Banks Oppose Bill to Protect Borrowers

The California Association of Realtors is sponsoring SB 1178 (Corbett) to extend anti-deficiency protections to homeowners who have refinanced "purchase money" loans and are now facing foreclosure. Most homeowners didn't even know that when they refinanced they lost their legal protections, and now may be personally liable for the difference between the value of the foreclosed property and the amount owed to the lender.

SB 1178 was two votes short of passage last week and is now being amended to remove the provision about "cash out" refinances. With this amendment the borrower will still be protected on a "purchase money" mortgage when that mortgage is refinanced but not on any cash out. SB 1178 will be now be voted on again on June 3, 2010 in the Senate.

California has protected borrowers from so called "deficiency" liability on their home mortgages since the 1930s, but the evolution of mortgage finance requires the statute to be updated.

Current law says that if a homeowner defaults on a mortgage used to purchase his or her home, the homeowner's liability on the mortgage is limited to the property itself.
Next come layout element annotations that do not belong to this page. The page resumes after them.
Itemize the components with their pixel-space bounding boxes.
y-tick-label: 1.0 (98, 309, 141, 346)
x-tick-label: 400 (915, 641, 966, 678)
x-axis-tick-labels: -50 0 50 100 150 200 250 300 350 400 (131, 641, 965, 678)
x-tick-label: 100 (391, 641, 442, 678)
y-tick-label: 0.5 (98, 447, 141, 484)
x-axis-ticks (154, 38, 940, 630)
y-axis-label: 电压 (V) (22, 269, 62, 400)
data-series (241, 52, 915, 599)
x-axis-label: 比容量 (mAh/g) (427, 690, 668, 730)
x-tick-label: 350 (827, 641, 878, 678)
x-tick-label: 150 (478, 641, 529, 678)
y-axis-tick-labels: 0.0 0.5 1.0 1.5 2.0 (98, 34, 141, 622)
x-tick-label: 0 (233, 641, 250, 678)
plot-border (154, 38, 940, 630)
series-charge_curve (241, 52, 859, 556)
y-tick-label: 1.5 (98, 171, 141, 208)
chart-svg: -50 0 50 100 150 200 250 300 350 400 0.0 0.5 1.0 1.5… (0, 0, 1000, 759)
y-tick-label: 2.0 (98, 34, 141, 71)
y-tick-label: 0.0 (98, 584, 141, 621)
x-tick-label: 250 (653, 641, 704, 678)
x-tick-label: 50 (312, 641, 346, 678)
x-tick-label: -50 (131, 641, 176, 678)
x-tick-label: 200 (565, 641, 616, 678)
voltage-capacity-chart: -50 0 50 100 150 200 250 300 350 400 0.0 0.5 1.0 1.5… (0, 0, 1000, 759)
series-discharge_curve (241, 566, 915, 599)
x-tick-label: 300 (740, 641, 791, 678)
The law has worked well since the 1930s to protect borrowers, ensure the quality of loan underwriting and allow borrowers who are brought down by financial crisis to get back on their feet.

Unfortunately, the 1930s law does not extend the protection for purchase money mortgages to loans that re-finance the original purchase debt -- even if the re-finance was only to gain a lower interest rate. Recent years of low interest rates have induced tens of thousands of homeowners to re-finance their mortgages, yet almost no one realized that by re-financing their mortgages to obtain a lower rate, they were forfeiting their protections. These borrowers became personally liable for the balance of the loan.